Department of Psychology, University of Amsterdam, Amsterdam, Netherlands.
Amsterdam Brain & Cognition (ABC), University of Amsterdam, Amsterdam, Netherlands.
PLoS Comput Biol. 2023 Jun 9;19(6):e1011169. doi: 10.1371/journal.pcbi.1011169. eCollection 2023 Jun.

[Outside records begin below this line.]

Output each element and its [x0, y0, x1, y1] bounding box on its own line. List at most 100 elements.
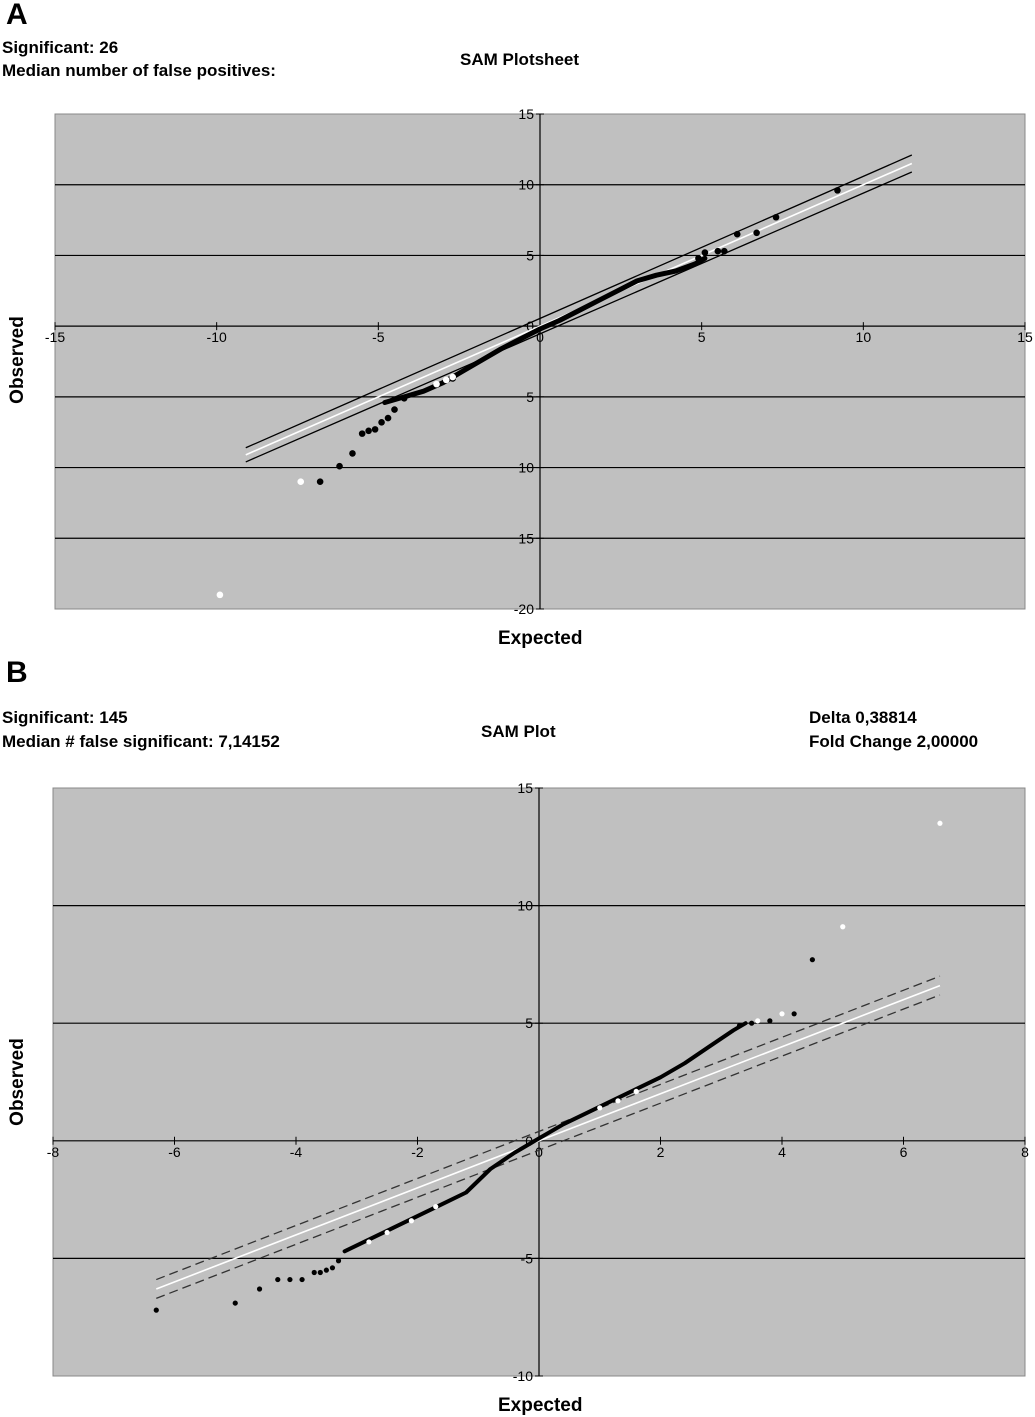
panel-a-x-tick-label: -10: [207, 329, 227, 345]
panel-b-data-point-black: [809, 957, 815, 963]
panel-b-x-tick-label: 0: [535, 1144, 543, 1160]
panel-a-y-tick-label: 10: [518, 460, 534, 476]
panel-b-data-point-white: [755, 1018, 761, 1024]
panel-b-y-tick-label: 5: [525, 1015, 533, 1031]
panel-a-reference-line: [245, 154, 913, 449]
panel-a-reference-line: [245, 171, 913, 463]
panel-b-delta: Delta 0,38814: [809, 708, 917, 727]
panel-a-chart-title: SAM Plotsheet: [460, 50, 580, 69]
panel-b-x-tick-label: 4: [778, 1144, 786, 1160]
panel-a-data-point-white: [442, 376, 450, 384]
panel-a-data-point-white: [433, 380, 440, 388]
panel-b-data-point-black: [299, 1276, 305, 1283]
panel-b-x-tick-label: 2: [657, 1144, 665, 1160]
panel-a-data-point-black: [714, 247, 722, 255]
panel-a-letter: A: [6, 0, 28, 31]
panel-a-data-point-black: [391, 406, 398, 413]
panel-a-data-point-black: [336, 462, 343, 470]
panel-a-data-point-black: [365, 427, 372, 435]
panel-a-x-tick-label: 10: [856, 329, 872, 345]
panel-a-data-point-black: [701, 249, 709, 256]
panel-a-y-tick-label: 5: [526, 247, 534, 263]
panel-a-x-axis-title: Expected: [498, 628, 583, 649]
panel-b-data-point-black: [275, 1276, 281, 1283]
panel-a-y-tick-label: 15: [518, 530, 534, 546]
panel-b-data-point-black: [317, 1269, 323, 1276]
panel-b-data-point-black: [335, 1258, 342, 1264]
panel-b-data-point-black: [329, 1265, 336, 1271]
panel-b-y-tick-label: 0: [525, 1133, 533, 1149]
panel-a-data-point-black: [358, 430, 366, 437]
panel-b-point-band: [342, 1021, 748, 1254]
panel-b-x-tick-label: -6: [168, 1144, 181, 1160]
panel-a-x-tick-label: -15: [45, 329, 65, 345]
panel-b-data-point-white: [633, 1088, 639, 1095]
panel-b-x-tick-label: -4: [290, 1144, 303, 1160]
panel-b-data-point-white: [408, 1218, 415, 1224]
panel-a-y-tick-label: -20: [514, 601, 534, 617]
panel-b-data-point-white: [433, 1204, 439, 1210]
panel-a-data-point-white: [449, 373, 457, 381]
panel-a-y-tick-label: 10: [518, 177, 534, 193]
panel-b-fold-change: Fold Change 2,00000: [809, 732, 979, 751]
panel-a-data-point-black: [371, 426, 379, 433]
panel-b-reference-line: [155, 984, 941, 1290]
panel-b-data-point-black: [749, 1020, 755, 1026]
panel-a-data-point-black: [721, 247, 728, 255]
panel-a-data-point-black: [695, 254, 702, 262]
panel-b-data-point-black: [791, 1011, 797, 1017]
panel-a-median-false-positives: Median number of false positives:: [2, 61, 276, 80]
panel-a-x-tick-label: 5: [698, 329, 706, 345]
panel-a-data-point-black: [316, 478, 324, 486]
panel-b-x-tick-label: 6: [900, 1144, 908, 1160]
panel-a-significant: Significant: 26: [2, 38, 119, 57]
panel-a-scatter-plot: -15 -10 -5 0 5 10 15 -20 15 10 5 0 5 10 15: [45, 106, 1033, 617]
panel-b-y-tick-label: -5: [521, 1250, 534, 1266]
panel-a-y-tick-label: 0: [526, 318, 534, 334]
panel-b-x-tick-label: 8: [1021, 1144, 1029, 1160]
panel-a-y-tick-label: 5: [526, 389, 534, 405]
panel-b-data-point-black: [287, 1276, 293, 1283]
panel-b-data-point-black: [153, 1307, 159, 1313]
panel-b-data-point-white: [937, 820, 943, 826]
panel-a-data-point-black: [733, 230, 741, 238]
panel-b-y-tick-label: 15: [517, 780, 533, 796]
panel-b-x-tick-label: -2: [411, 1144, 424, 1160]
panel-a-x-tick-label: -5: [372, 329, 385, 345]
panel-b-y-tick-label: 10: [517, 898, 533, 914]
panel-b-data-point-white: [384, 1229, 390, 1236]
panel-a-data-point-black: [349, 450, 356, 457]
panel-b-data-point-black: [256, 1286, 263, 1292]
panel-b-chart-title: SAM Plot: [481, 722, 556, 741]
panel-b-y-axis-title-wrap: Observed: [6, 788, 30, 1376]
panel-b-data-point-white: [615, 1098, 621, 1104]
panel-b-data-point-black: [736, 1022, 743, 1029]
panel-b-reference-line: [156, 994, 941, 1299]
panel-b-data-point-white: [366, 1239, 372, 1245]
panel-a-data-point-black: [384, 414, 392, 422]
panel-b-significant: Significant: 145: [2, 708, 128, 727]
panel-b-data-point-white: [597, 1105, 603, 1111]
panel-b-data-point-black: [767, 1018, 773, 1024]
panel-a-data-point-black: [753, 229, 760, 237]
panel-a-data-point-black: [772, 213, 780, 221]
panel-b-y-tick-label: -10: [513, 1368, 533, 1384]
panel-a-y-tick-label: 15: [518, 106, 534, 122]
panel-b-data-point-white: [840, 924, 846, 930]
panel-a-data-point-black: [400, 394, 408, 402]
panel-b-x-axis-title: Expected: [498, 1395, 583, 1416]
panel-a-data-point-white: [297, 478, 305, 486]
panel-a-x-tick-label: 15: [1017, 329, 1033, 345]
panel-b-x-tick-label: -8: [47, 1144, 60, 1160]
panel-b-reference-line: [156, 975, 941, 1281]
panel-b-data-point-white: [779, 1011, 785, 1017]
panel-a-data-point-white: [216, 591, 224, 599]
panel-b-y-axis-title: Observed: [7, 1038, 28, 1126]
panel-b-letter: B: [6, 656, 28, 689]
panel-b-data-point-black: [311, 1269, 317, 1276]
panel-a-data-point-black: [834, 187, 841, 194]
panel-a-data-point-black: [378, 419, 385, 426]
panel-a-x-tick-label: 0: [536, 329, 544, 345]
panel-b-median-false-significant: Median # false significant: 7,14152: [2, 732, 280, 751]
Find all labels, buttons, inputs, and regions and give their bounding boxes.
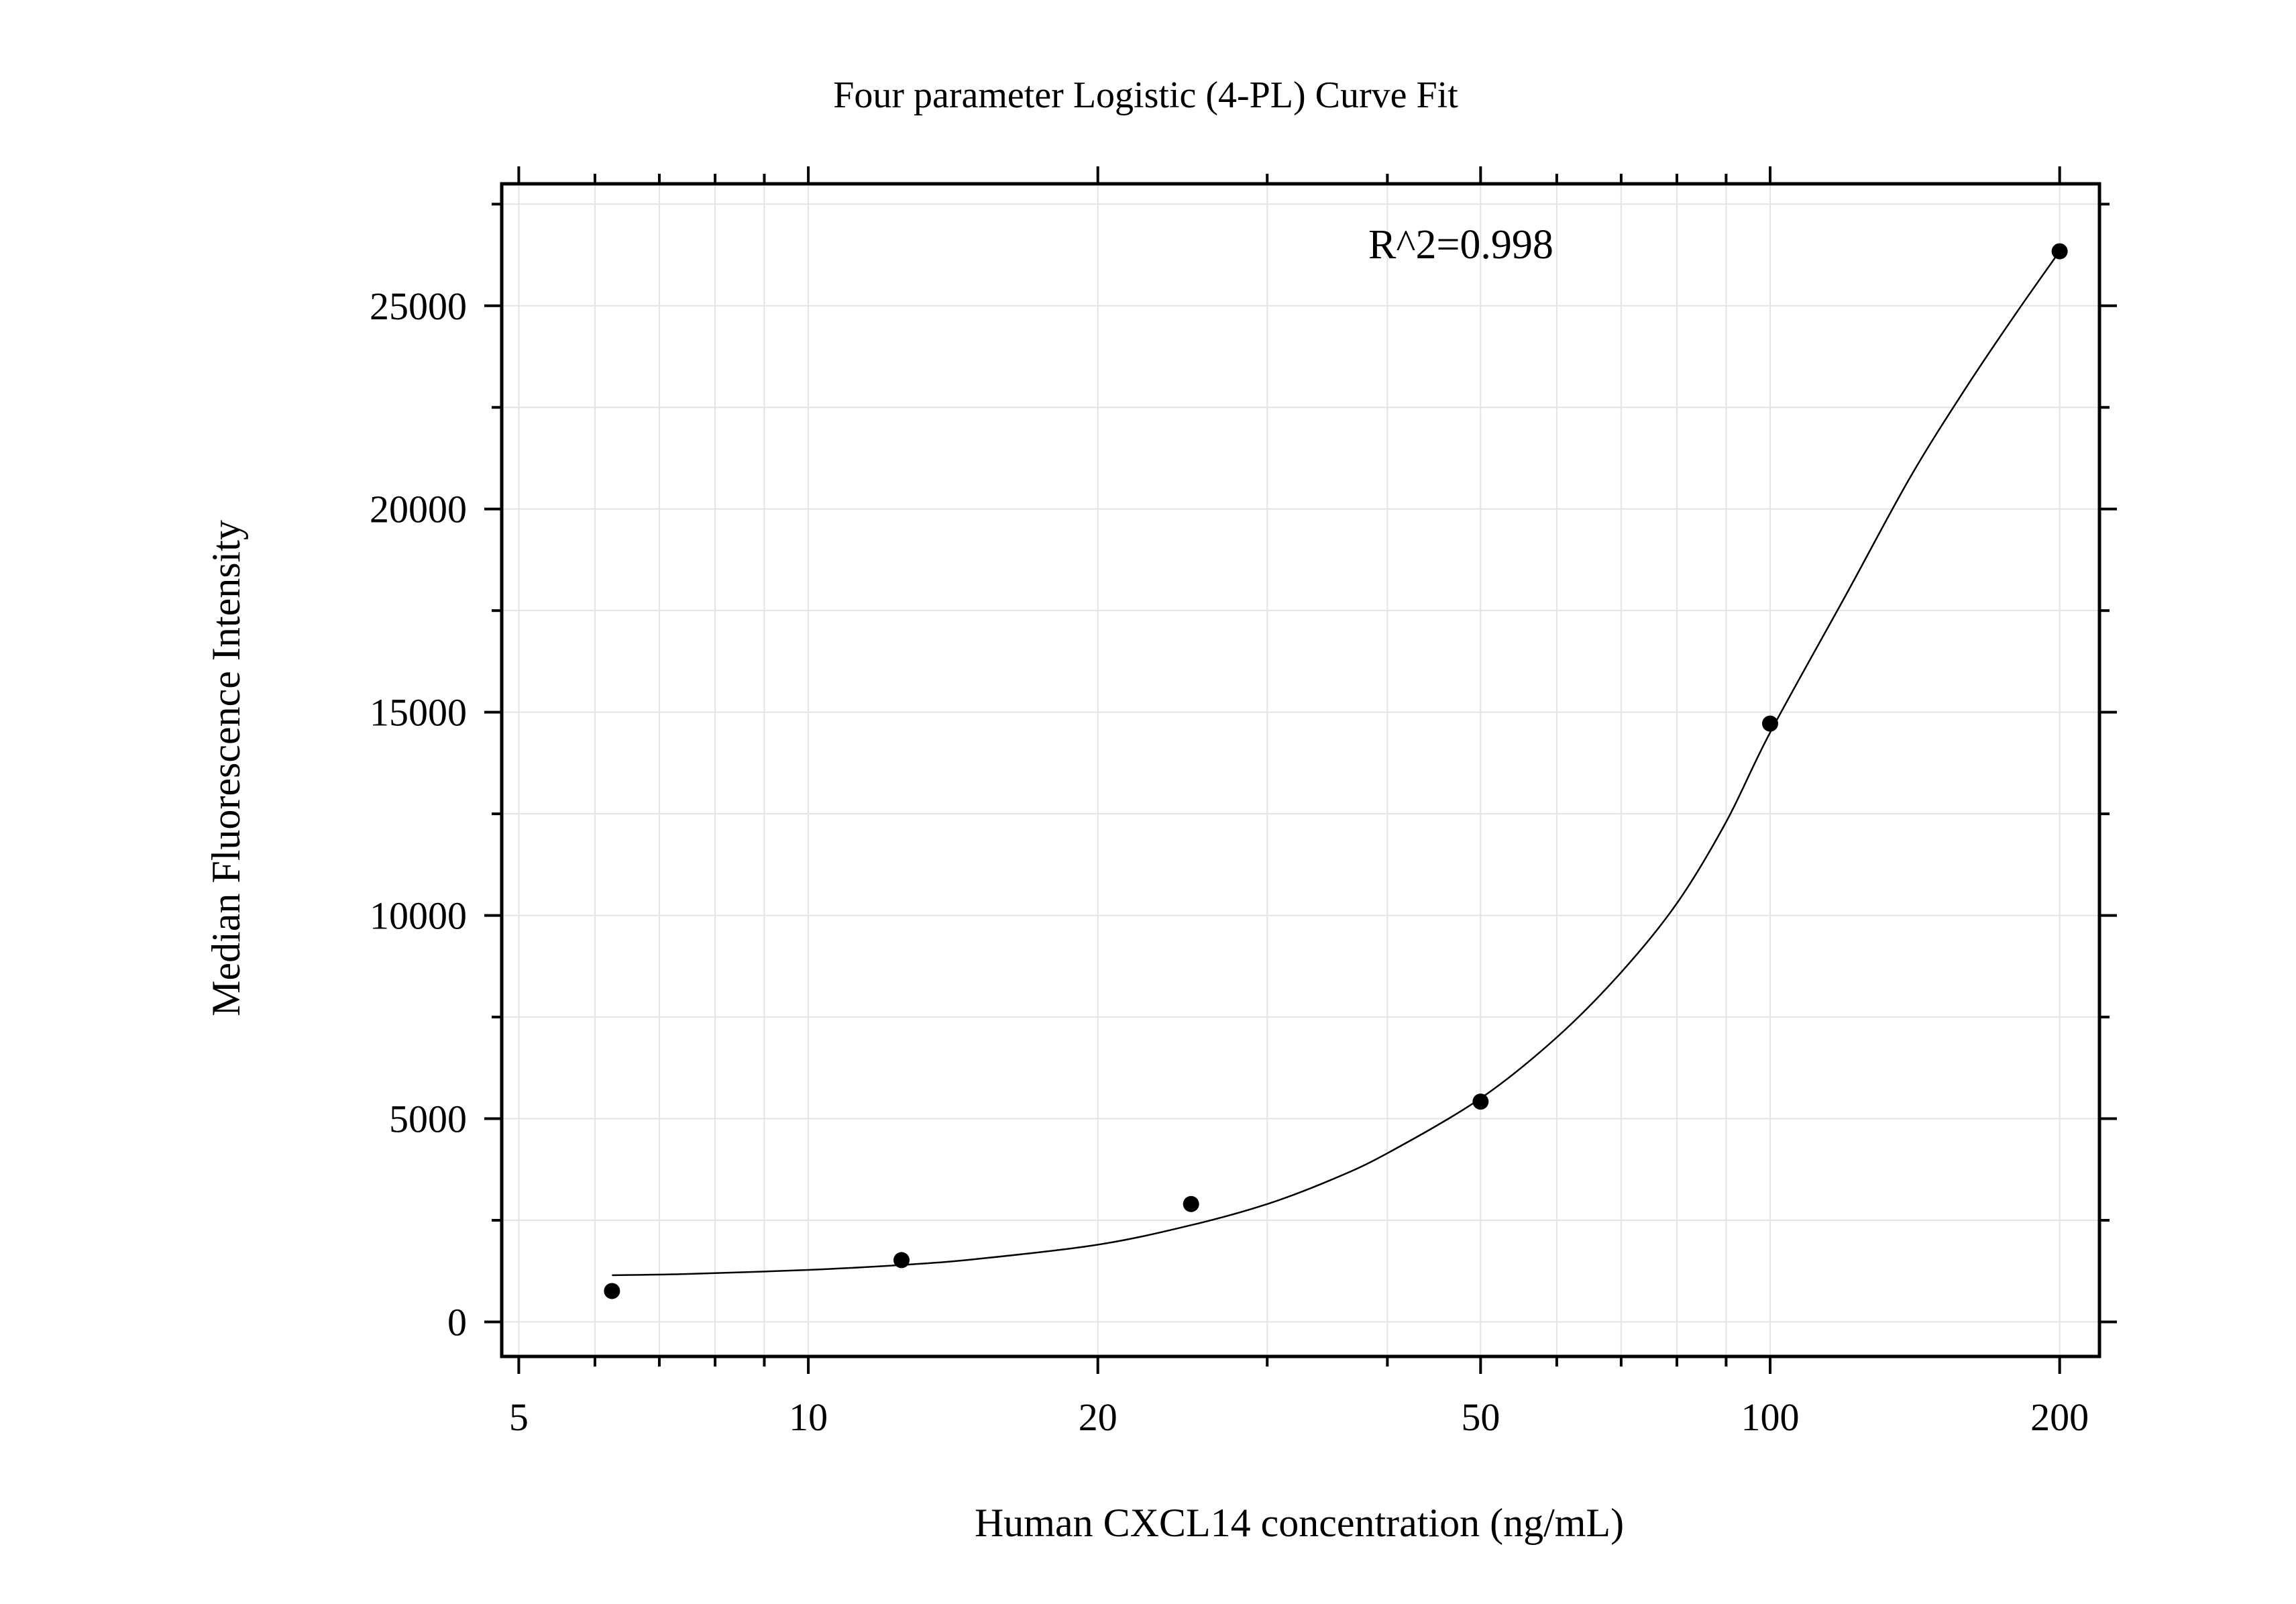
data-point (893, 1252, 910, 1269)
y-tick-label: 0 (447, 1300, 467, 1344)
data-point (1183, 1195, 1199, 1212)
fit-curve (612, 250, 2061, 1277)
y-tick-label: 15000 (370, 691, 467, 735)
x-axis-label: Human CXCL14 concentration (ng/mL) (975, 1501, 1624, 1545)
data-point (604, 1283, 620, 1299)
x-tick-labels: 5 10 20 50 100 200 (509, 1395, 2089, 1439)
x-tick-label: 200 (2030, 1395, 2089, 1439)
plot-area-frame (500, 182, 2101, 1358)
y-tick-labels: 0 5000 10000 15000 20000 25000 (370, 284, 467, 1344)
y-tick-label: 10000 (370, 894, 467, 938)
y-axis-label: Median Fluorescence Intensity (204, 520, 248, 1016)
r-squared-annotation: R^2=0.998 (1368, 222, 1553, 268)
data-point (2051, 243, 2068, 260)
data-point (1472, 1093, 1489, 1110)
data-point (1761, 715, 1778, 732)
y-tick-label: 20000 (370, 488, 467, 531)
grid-lines (502, 184, 2099, 1356)
fit-curve-layer (612, 250, 2061, 1277)
x-tick-label: 20 (1079, 1395, 1117, 1439)
x-tick-label: 10 (789, 1395, 828, 1439)
axis-ticks (484, 166, 2117, 1374)
x-tick-label: 100 (1741, 1395, 1799, 1439)
y-tick-label: 25000 (370, 284, 467, 328)
y-tick-label: 5000 (389, 1098, 467, 1141)
x-tick-label: 50 (1461, 1395, 1500, 1439)
chart-title: Four parameter Logistic (4-PL) Curve Fit (833, 74, 1458, 116)
x-tick-label: 5 (509, 1395, 529, 1439)
data-points-layer (604, 243, 2068, 1299)
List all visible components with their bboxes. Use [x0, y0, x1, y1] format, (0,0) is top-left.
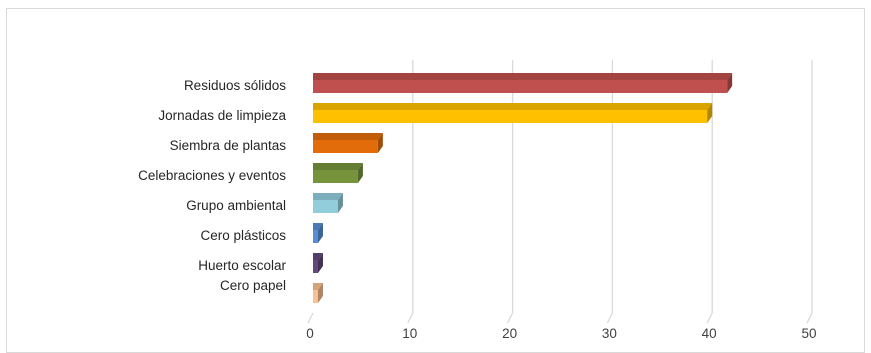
bar [313, 200, 338, 213]
category-label: Jornadas de limpieza [158, 108, 286, 123]
gridline-floor [507, 312, 514, 324]
bar-side [727, 73, 733, 93]
bar-side [317, 253, 323, 273]
category-label: Residuos sólidos [184, 78, 286, 93]
tick-label: 50 [801, 326, 816, 341]
bar-side [707, 103, 713, 123]
tick-label: 10 [402, 326, 417, 341]
bar-top [313, 253, 323, 260]
bar-side [357, 163, 363, 183]
gridline-floor [407, 312, 414, 324]
bar [313, 290, 318, 303]
tick-labels: 0 10 20 30 40 50 [306, 326, 816, 341]
category-label: Cero papel [220, 278, 286, 293]
category-label: Grupo ambiental [186, 198, 286, 213]
bar-side [337, 193, 343, 213]
bar [313, 170, 358, 183]
chart-frame [6, 8, 865, 353]
bar-top [313, 103, 713, 110]
bar [313, 260, 318, 273]
bar-top [313, 133, 383, 140]
bar-side [317, 223, 323, 243]
category-label: Huerto escolar [198, 258, 286, 273]
category-labels: Residuos sólidos Jornadas de limpieza Siem… [138, 78, 286, 293]
category-label: Cero plásticos [200, 228, 286, 243]
category-label: Siembra de plantas [170, 138, 287, 153]
tick-label: 30 [602, 326, 617, 341]
gridline-floor [307, 312, 314, 324]
bar [313, 80, 728, 93]
bar-side [317, 283, 323, 303]
tick-label: 0 [306, 326, 314, 341]
gridline-floor [706, 312, 713, 324]
gridlines [307, 60, 813, 324]
bar-top [313, 163, 363, 170]
bar [313, 230, 318, 243]
tick-label: 20 [502, 326, 517, 341]
bar [313, 140, 378, 153]
bar-side [377, 133, 383, 153]
bar-top [313, 283, 323, 290]
bar-top [313, 193, 343, 200]
category-label: Celebraciones y eventos [138, 168, 286, 183]
bar-top [313, 73, 733, 80]
gridline-floor [606, 312, 613, 324]
bars [313, 73, 733, 303]
bar-top [313, 223, 323, 230]
bar [313, 110, 708, 123]
tick-label: 40 [702, 326, 717, 341]
gridline-floor [806, 312, 813, 324]
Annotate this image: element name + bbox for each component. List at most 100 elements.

Humans can quickly recognize objects in a dynamically changing world. This ability is showcased by the fact that observers succeed at recognizing objects in rapidly changing image sequences, at up to 13 ms/image. To date, the mechanisms that govern dynamic object recognition remain poorly understood. Here, we developed deep learning models for dynamic recognition and compared different computational mechanisms, contrasting feedforward and recurrent, single-image and sequential processing as well as different forms of adaptation. We found that only models that integrate images sequentially via lateral recurrence mirrored human performance (N = 36) and were predictive of trial-by-trial responses across image durations (13-80 ms/image). Importantly, models with sequential lateral-recurrent integration also captured how human performance changes as a function of image presentation durations, with models processing images for a few time steps capturing human object recognition at shorter presentation durations and models processing images for more time steps capturing human object recognition at longer presentation durations. Furthermore, augmenting such a recurrent model with adaptation markedly improved dynamic recognition performance and accelerated its representational dynamics, thereby predicting human trial-by-trial responses using fewer processing resources. Together, these findings provide new insights into the mechanisms rendering object recognition so fast and effective in a dynamic visual world.
人类能够快速识别动态变化世界中的物体。这一能力体现在观察者能够成功识别快速变化的图像序列中的物体,其速度可达每幅图像 13 毫秒。迄今为止,动态物体识别的机制仍未被充分理解。在这里,我们开发了用于动态识别的深度学习模型,并比较了不同的计算机制,包括前馈和循环、单图像和序列处理以及不同形式的适应。我们发现,只有通过侧向循环序列地整合图像的模型才能模拟人类的表现(N=36),并且能够预测跨图像持续时间的逐次反应(13-80 毫秒/图像)。重要的是,具有序列侧向循环整合的模型还捕捉到了人类表现如何随图像呈现持续时间而变化,其中处理几个时间步长的模型在较短的呈现持续时间内捕获人类物体识别,而处理更多时间步长的模型在较长的呈现持续时间内捕获人类物体识别。此外,通过适应来增强这种循环模型显著提高了动态识别性能,并加速了其表示动态,从而使用更少的处理资源来预测人类逐次反应。总之,这些发现为在动态视觉世界中使物体识别如此快速和有效的机制提供了新的见解。